Apache Cassandra leads the way in latest NoSQL benchmark
It’s the battle of the databases – Apache Cassandra comes out on top in both throughput and latency tests. Other popular NoSQL names like HBase, Couchbase and MongoDB all faltered somewhere along the line.
E-commerce consultancy firm End Point have published the results of a series of performance tests on NoSQL databases using the Yahoo! Cloud Servicing Benchmark (YCSB), with Apache Cassandra coming out on top over the likes of HBase, Couchbase and MongoDB.
The report shows that Apache Cassandra performed significantly better than Couchbase 3.0, MongoDB 3.0 (Wired Tiger included), and HBase 0.98 in throughput and latency.
Passing the test
The tests ran on Amazon Web Services EC2 instances using the i2.xlarge class of instances for the database nodes. Client nodes were the c3.xlarge class of instances to drive the test activity. Each test was performed three times on three different days, in order to minimise the effect of AWS CPU and I/O variability.
End Point focused the tests on workloads, data volumes, and conditions most commonly found in production environments. They scaled each database from 1 to 32 nodes for a variety of tests that included load, insert heavy, read intensive, analytic and other typical transactional workloads.

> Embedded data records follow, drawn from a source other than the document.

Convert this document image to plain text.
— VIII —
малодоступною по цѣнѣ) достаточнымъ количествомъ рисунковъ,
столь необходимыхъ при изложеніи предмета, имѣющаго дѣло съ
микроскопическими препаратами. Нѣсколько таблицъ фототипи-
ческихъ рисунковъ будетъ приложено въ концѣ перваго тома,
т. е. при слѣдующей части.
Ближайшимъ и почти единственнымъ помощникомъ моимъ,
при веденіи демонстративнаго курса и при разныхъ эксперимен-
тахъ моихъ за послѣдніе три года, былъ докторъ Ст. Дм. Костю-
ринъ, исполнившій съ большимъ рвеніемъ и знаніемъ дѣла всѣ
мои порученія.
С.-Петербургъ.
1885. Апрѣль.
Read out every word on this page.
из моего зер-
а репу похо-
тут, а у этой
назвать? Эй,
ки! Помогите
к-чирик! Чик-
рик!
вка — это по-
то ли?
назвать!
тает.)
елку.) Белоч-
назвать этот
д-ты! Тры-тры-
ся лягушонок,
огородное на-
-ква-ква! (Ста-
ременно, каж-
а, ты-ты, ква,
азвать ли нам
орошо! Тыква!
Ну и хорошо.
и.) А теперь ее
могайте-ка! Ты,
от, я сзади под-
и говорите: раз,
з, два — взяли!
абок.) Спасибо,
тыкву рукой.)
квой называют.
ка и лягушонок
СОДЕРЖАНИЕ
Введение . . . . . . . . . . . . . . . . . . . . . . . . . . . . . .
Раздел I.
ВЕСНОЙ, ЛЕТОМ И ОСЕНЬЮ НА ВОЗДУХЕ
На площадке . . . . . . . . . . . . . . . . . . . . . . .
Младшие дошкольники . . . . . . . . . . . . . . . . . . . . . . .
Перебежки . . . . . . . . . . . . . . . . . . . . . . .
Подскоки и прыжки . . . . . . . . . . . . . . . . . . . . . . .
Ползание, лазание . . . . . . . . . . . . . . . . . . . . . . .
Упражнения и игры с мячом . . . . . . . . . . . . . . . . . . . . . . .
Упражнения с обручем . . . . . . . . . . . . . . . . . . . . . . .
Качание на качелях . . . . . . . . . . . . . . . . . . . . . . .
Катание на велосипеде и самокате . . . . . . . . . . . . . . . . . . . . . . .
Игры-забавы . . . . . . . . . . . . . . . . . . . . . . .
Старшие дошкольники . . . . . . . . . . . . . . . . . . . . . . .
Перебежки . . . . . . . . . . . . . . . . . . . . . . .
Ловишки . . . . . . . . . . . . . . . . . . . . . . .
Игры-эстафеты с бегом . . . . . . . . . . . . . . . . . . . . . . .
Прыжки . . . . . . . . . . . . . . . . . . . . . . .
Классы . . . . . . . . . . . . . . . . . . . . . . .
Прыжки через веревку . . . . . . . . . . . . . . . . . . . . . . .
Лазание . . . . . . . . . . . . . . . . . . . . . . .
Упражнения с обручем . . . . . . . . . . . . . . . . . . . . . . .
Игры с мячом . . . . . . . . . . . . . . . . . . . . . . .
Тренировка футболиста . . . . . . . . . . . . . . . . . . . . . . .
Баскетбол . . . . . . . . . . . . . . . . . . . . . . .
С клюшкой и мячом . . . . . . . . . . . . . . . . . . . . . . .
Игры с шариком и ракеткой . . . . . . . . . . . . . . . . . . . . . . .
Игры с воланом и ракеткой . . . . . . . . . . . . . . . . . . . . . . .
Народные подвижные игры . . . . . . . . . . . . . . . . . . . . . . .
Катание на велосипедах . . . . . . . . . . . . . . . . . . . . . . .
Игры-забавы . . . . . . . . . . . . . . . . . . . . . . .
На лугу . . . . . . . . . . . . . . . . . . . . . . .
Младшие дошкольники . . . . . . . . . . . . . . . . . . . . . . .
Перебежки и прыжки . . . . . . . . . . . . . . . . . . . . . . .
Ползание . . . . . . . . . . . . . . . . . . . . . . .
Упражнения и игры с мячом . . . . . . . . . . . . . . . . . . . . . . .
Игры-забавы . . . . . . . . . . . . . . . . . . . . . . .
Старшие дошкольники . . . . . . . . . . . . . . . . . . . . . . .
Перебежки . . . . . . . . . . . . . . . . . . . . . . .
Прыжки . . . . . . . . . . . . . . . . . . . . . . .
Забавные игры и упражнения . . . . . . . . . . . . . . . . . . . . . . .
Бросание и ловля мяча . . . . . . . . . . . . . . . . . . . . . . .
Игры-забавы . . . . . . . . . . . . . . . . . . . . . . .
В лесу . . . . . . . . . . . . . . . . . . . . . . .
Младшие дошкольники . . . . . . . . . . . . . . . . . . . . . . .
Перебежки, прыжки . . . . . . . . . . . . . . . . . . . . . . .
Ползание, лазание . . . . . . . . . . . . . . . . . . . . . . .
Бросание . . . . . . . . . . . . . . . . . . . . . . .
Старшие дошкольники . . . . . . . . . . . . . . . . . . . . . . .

Databases began empty, with instances using Ubuntu 14.04 LTS AMI in HVM virtualisation mode, customised with Java 7 and the software required for each database. A script was used to drive the benchmark process, which included management of the start up, configuration and termination of instances, plus the commands required to run the tests.

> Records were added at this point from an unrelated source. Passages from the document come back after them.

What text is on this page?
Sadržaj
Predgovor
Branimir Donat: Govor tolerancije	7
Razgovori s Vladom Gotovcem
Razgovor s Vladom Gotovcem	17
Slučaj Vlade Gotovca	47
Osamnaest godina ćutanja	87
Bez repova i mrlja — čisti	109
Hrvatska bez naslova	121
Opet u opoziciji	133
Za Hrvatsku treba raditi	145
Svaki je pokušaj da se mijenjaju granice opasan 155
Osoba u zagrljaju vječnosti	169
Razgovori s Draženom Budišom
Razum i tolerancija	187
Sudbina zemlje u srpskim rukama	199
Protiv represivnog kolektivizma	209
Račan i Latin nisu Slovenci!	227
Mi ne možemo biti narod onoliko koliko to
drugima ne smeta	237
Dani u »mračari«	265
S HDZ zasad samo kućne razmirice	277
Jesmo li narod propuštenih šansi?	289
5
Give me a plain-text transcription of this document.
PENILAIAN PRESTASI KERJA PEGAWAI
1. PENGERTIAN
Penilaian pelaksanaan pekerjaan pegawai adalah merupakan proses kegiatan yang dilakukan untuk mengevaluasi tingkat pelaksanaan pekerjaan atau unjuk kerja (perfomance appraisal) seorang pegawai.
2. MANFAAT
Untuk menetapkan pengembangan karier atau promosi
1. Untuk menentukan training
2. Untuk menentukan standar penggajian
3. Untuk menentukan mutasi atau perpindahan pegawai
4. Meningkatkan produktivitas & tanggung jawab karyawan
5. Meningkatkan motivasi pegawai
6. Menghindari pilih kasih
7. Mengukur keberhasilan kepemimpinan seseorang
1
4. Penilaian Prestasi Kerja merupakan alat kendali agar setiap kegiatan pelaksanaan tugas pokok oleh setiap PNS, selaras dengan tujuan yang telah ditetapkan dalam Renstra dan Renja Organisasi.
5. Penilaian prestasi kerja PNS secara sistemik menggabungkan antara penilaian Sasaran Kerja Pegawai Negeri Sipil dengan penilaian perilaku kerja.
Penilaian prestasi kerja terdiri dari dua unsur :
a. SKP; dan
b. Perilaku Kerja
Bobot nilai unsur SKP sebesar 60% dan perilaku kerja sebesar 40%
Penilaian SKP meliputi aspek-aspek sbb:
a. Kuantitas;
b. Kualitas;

New instances were used for each test, to reduce the impact of any “lame instance” or “noisy neighbour” effect on one test verses another.
All hail Cassandra
Jon Jensen, CTO of End Point, reported that Apache Cassandra was clearly the top performer throughout the study. Cassandra was the only database able to perform durable write operations, meaning results based on load process found that Couchbase, HBase, and MongoDB all had to be configured for non-durable writes to complete in a reasonable amount of time.
Couchbase had to be eliminated from mixed operational and analytical workload tests because it didn’t support scan operations, producing the error: “Range scan is not supported”.
With regards to latency, Cassandra once again outperformed the bunch, exhibiting the lowest and most consistent latency numbers for each test (with less being better). When the report turned to database idiosyncrasies and encountered difficulties, Cassandra wasn’t even mentioned, with the following listed for Cassie-competitors:
- Couchbase was difficult to compile from source
- Couchbase doesn’t actually support a scan operation
- Couchbase uses more memory per thread and database connection
- Due to storage of data in discrete chunks, marked with start and end key values, HBase and MongoDB made it difficult to evenly distribute data among their shards
- HBase encountered problems at higher node counts without any on-disk compression, which was disabled for all tests
- MongoDB seemed unable to efficiently handle range scans in a sharded configuration
Although Cassandra was found to be the best performing NoSQL database in both throughput and latency in the scale-out tests that were run, Jensen also said that anyone assessing a database’s performance should “test the engine under specific use case and deployment conditions intended for a particular production application”.
The above tests are just another notch to add to Cassandra’s growing belt, with Dice.com’s recent tech salary survey revealing Cassandra comes in at number 2 in the top 10 highest paying tech skills. Developers with Cassandra knowledge and experience can find themselves earning up to $128,646 USD per annum.